Olhando por cima do ombro, observei-o enquanto se movia lentamente na penumbra, erguendo o rosto com dificuldade. As sombras se moviam pelas paredes de pedra com a chama que tremia. Ainda de olhos estreitos de dor e cansaço, ele apoiou a cabeça na parede atrás, agonizando baixinho. Não havia mais sangue, pois eu o havia limpado, apenas hematomas e algumas feridas.

Caminhei e me ajoelhei diante dele.

Kakashi piscou com dificuldade algumas vezes e vi que se esforçava para focar. O olho do sharingan - meu olho - ainda estava fechado. Mantê-lo ativo era uma tarefa dispendiosa, sobretudo para alguém que não havia nascido com os poderes dos Uchiha como eu. Daquele modo, apenas um olho negro me fitava, e mesmo com toda aquela dor, ele o arregalou ao se dar conta do que via:

— ... Obito?

Permaneci parado, mas notei que ele tremia e suava levemente.

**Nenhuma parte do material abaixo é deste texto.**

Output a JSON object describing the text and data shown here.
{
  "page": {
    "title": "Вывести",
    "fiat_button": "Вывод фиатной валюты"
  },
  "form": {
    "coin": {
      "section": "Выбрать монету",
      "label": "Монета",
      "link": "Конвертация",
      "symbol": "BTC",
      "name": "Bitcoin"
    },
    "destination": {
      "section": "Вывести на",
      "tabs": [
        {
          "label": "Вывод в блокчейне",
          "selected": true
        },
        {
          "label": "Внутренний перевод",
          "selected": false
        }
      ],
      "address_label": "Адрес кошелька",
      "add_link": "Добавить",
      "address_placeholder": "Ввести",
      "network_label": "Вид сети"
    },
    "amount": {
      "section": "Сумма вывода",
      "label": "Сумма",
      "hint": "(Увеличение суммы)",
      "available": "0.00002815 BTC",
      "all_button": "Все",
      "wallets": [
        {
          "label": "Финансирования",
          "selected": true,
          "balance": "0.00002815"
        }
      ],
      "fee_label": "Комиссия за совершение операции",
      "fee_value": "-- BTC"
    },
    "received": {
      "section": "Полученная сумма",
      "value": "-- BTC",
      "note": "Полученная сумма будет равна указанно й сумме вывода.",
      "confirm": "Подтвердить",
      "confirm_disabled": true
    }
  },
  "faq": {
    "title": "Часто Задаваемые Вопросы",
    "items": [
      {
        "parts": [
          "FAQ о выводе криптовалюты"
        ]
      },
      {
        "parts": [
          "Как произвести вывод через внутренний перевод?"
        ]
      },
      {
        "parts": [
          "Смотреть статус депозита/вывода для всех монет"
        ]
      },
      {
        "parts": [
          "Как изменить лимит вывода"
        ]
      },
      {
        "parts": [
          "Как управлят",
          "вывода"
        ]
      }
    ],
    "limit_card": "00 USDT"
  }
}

— Há quanto tempo, Kakashi.

Ele se lançou para a frente num ato desesperado, mas as cordas que o prendiam à parede o seguraram. Parou com um solavanco, chacoalhando todo o corpo e continuou a me encarar, estupefato. Os nós apertavam seus punhos atrás das costas e o mantinham seguramente controlado.